RCCG, Pastor E.A. Adeboye, aka Daddy GO, on Sunday revealed how the church
bought its massive campground located along Lagos-Ibadan Expressway for
N6,000.
He said he was almost forced into debt while trying to purchase
3 hectares of land around Iju, Lagos, for N54,000 but resisted the temptation
while searching for land for the ministry’s redemption camp.
Adeboye
narrated, “When this place became too small I asked my elders to look for a
bigger space. Then, I just graduated from the university with less than two
years. So, they eventually saw a land around Iju for N54,000.
“Funny
enough, I was not even having N54. My elders were angry with me because I
refused to borrow.

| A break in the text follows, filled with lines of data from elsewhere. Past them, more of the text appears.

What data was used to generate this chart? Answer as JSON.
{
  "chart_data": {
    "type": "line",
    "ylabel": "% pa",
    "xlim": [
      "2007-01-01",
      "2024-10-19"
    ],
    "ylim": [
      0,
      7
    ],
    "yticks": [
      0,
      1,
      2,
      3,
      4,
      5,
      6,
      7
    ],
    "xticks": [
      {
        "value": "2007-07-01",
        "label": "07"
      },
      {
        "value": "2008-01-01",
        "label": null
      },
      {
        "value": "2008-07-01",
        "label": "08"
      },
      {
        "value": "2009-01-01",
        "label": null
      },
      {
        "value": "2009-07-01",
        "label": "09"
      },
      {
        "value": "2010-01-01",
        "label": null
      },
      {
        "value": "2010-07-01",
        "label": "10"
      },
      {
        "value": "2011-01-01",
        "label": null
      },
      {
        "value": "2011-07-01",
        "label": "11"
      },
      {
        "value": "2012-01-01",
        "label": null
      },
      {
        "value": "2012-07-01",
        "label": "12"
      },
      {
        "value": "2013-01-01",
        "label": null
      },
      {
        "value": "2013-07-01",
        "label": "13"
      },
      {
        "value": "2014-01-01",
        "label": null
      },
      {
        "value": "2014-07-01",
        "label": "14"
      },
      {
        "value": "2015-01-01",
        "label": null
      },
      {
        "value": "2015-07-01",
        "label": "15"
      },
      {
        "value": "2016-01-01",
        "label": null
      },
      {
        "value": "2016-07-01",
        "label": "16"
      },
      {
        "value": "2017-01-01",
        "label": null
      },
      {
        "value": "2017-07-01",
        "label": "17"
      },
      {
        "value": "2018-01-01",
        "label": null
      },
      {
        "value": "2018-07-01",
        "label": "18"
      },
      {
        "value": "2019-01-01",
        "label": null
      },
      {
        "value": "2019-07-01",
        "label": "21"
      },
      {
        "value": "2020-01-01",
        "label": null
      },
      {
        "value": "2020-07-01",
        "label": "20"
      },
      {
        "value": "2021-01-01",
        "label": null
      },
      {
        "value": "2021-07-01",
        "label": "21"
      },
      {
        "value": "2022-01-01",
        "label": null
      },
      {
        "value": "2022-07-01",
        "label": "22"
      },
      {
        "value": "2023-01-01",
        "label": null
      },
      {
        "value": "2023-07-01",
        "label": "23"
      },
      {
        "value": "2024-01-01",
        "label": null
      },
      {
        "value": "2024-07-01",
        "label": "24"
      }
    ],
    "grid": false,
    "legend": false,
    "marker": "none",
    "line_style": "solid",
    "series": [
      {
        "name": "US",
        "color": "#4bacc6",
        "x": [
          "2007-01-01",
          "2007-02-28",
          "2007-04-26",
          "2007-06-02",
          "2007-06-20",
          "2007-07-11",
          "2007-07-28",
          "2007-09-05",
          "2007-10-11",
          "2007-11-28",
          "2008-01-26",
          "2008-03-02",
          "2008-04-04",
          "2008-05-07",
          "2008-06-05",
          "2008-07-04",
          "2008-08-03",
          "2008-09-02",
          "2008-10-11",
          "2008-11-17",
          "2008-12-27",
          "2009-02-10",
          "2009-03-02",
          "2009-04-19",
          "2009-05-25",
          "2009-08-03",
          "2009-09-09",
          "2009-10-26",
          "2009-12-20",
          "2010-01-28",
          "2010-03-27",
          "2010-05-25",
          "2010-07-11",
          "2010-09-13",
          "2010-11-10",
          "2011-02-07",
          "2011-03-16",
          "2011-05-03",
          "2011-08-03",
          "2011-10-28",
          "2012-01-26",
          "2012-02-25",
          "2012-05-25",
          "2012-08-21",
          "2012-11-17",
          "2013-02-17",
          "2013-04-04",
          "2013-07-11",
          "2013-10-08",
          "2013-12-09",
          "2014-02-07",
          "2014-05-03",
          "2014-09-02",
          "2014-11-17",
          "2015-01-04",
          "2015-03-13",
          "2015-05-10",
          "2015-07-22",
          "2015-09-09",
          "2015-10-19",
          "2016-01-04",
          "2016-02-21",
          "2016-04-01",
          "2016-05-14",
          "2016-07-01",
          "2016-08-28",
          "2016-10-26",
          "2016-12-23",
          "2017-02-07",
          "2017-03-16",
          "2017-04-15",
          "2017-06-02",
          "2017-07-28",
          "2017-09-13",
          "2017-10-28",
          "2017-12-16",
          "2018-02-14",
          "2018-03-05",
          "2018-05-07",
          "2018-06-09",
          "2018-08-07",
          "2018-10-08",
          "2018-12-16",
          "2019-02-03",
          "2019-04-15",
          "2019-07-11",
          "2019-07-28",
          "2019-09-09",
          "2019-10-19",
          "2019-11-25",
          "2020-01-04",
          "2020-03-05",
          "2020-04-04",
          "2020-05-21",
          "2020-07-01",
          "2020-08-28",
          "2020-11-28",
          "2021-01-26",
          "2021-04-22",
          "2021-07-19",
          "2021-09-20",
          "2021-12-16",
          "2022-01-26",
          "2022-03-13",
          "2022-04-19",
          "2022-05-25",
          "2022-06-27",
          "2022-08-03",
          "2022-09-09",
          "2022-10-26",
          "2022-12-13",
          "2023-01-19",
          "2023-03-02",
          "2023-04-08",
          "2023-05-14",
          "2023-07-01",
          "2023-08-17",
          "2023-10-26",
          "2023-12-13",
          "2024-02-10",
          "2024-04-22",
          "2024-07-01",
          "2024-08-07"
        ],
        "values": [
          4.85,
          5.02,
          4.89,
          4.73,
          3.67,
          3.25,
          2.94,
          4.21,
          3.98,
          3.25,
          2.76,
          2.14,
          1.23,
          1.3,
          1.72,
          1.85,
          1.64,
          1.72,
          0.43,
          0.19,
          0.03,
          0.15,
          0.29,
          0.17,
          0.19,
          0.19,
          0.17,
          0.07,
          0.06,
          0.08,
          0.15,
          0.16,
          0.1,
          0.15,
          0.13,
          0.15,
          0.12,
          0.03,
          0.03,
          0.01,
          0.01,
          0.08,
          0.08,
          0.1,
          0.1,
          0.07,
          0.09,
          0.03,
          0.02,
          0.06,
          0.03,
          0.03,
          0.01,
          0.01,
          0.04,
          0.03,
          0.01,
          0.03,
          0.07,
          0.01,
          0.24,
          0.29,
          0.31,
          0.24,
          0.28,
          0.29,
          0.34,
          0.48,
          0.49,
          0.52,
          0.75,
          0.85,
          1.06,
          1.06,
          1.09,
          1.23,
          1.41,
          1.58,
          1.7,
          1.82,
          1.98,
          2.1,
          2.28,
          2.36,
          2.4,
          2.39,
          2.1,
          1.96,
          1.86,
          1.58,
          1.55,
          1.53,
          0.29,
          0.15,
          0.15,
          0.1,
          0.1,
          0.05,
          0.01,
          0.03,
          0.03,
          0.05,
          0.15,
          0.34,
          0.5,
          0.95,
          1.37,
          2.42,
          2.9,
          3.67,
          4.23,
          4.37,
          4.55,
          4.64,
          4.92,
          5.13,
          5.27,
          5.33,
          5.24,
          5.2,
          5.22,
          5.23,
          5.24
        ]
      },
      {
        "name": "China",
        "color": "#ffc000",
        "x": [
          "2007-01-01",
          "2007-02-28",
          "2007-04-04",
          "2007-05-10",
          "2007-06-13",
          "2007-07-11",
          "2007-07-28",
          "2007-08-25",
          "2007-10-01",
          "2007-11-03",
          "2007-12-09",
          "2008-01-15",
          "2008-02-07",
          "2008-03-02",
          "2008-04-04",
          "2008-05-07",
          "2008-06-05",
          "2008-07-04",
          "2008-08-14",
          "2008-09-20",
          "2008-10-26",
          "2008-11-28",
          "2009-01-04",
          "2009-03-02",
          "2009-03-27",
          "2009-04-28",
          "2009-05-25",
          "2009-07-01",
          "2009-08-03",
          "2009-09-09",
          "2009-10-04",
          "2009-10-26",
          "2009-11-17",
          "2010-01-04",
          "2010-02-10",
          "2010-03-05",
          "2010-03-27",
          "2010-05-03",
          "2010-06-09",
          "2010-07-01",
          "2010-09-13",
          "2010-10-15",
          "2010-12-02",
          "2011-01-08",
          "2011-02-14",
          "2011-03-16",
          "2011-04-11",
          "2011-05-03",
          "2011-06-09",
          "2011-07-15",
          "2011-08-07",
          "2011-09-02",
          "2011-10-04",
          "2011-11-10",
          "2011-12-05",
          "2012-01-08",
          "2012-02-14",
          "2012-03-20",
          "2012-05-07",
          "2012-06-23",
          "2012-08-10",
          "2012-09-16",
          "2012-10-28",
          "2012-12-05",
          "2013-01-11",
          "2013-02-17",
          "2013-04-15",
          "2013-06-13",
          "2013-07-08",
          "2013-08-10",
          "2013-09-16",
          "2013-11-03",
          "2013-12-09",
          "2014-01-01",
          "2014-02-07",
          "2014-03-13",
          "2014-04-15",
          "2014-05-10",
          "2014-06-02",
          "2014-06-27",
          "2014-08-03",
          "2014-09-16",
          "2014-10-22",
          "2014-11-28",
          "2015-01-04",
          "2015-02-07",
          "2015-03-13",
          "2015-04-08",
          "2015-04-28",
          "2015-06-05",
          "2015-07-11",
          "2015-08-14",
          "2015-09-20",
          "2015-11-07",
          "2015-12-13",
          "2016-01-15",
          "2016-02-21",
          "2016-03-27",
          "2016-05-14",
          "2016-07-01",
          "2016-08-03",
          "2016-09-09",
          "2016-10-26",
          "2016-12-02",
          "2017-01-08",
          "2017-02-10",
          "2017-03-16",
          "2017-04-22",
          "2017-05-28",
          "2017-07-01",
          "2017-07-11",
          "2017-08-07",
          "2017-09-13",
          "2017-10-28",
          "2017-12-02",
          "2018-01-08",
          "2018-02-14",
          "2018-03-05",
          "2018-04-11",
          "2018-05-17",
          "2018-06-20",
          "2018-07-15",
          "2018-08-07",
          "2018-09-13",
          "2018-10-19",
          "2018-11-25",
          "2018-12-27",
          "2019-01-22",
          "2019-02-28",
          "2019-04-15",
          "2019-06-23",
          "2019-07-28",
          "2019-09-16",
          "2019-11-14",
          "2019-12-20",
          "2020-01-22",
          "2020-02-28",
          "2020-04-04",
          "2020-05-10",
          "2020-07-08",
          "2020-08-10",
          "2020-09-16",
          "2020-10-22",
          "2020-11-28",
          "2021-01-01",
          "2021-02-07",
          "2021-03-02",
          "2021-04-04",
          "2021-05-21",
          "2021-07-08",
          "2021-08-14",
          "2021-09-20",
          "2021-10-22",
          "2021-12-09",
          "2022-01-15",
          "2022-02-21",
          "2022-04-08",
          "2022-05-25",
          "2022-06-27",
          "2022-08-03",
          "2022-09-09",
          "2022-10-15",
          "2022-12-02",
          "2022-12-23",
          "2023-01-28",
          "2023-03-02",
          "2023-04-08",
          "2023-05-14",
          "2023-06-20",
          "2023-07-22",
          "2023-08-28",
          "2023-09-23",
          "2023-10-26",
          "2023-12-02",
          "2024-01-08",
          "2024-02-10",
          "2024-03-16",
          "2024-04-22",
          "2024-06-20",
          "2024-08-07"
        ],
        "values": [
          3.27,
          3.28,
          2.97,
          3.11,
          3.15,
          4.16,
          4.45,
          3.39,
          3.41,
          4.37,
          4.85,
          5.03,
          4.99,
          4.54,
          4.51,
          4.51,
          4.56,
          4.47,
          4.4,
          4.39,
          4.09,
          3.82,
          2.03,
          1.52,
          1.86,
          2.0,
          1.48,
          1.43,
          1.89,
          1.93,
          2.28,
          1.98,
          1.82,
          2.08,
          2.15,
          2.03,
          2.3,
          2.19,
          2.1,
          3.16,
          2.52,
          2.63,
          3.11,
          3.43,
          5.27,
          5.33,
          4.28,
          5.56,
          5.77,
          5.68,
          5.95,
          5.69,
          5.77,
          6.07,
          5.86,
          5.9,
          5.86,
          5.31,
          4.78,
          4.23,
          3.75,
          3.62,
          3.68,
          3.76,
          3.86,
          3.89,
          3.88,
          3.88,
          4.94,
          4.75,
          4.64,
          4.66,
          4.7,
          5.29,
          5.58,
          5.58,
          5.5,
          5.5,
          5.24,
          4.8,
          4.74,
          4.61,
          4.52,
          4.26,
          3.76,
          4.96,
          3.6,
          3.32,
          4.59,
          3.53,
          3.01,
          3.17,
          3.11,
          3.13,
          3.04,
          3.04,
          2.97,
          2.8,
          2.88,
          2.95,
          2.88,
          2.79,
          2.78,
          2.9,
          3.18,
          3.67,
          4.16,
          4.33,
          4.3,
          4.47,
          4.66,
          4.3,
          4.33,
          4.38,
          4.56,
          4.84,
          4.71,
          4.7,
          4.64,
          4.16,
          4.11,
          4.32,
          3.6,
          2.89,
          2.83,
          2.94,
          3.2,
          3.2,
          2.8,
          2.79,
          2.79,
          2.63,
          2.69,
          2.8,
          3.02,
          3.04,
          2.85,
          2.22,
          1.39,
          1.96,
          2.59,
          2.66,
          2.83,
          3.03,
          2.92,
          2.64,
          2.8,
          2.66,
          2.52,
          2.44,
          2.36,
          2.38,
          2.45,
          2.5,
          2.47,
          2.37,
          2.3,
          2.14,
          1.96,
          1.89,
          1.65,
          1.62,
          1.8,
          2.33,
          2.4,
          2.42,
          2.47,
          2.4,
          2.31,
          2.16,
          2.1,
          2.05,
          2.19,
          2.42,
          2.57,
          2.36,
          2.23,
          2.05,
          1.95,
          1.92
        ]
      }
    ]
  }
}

In fact, if our church was the kind of churches where they
vote, I would have been impeached because I told them I was not going to
borrow.
“Few days later, a member was
going to Ibadan from Lagos and he saw the land and called that the people were
ready to accept N6, 000. I told him not to even negotiate and we quickly paid
for it. That is our redemption camp today,” he said.
He made this known
on Sunday at a special Independence Day service at the church headquarters in
Ebute Meta, Lagos, where he delivered a sermon with the title: ‘Freedom for
all’.
He further advised Nigerians against beating the drums of war,
pointing out that the effects of war are detrimental. The cleric narrated the
ordeal of an Igbo girl, whose resuscitation during the Civil War took more than
human efforts.
“During the civil, I was working in Ondo state, and so we
were very close to Ore. And of course those of you who are old enough to
remember, the toughest battle of the civil war was fought in Ore, and for months
after the war was over, there were still skeletons scattered all over in the
bush.
“After the war, we took in an Igbo girl; she was supposed to come
and be a house help; but we spent three months nursing her back to health,
because she was so weak, she couldn’t even carry a bottle of coke.
“After
we nursed her back to health, physically, we had to nurse her back to mental
health. We had to keep on reminding her that the war is over, but she would wake
up at night shaking and asking, “where am I? Which side is the army coming
from?”
“We had to spend time to tell her stop chasing lizards, because
towards the end of the war, they were, according to her, no lizards left in the
east, because they were used for food.
“Please, don’t talk about war. I
don’t want war. I don’t want war in Nigeria,” Baba Adeboye said.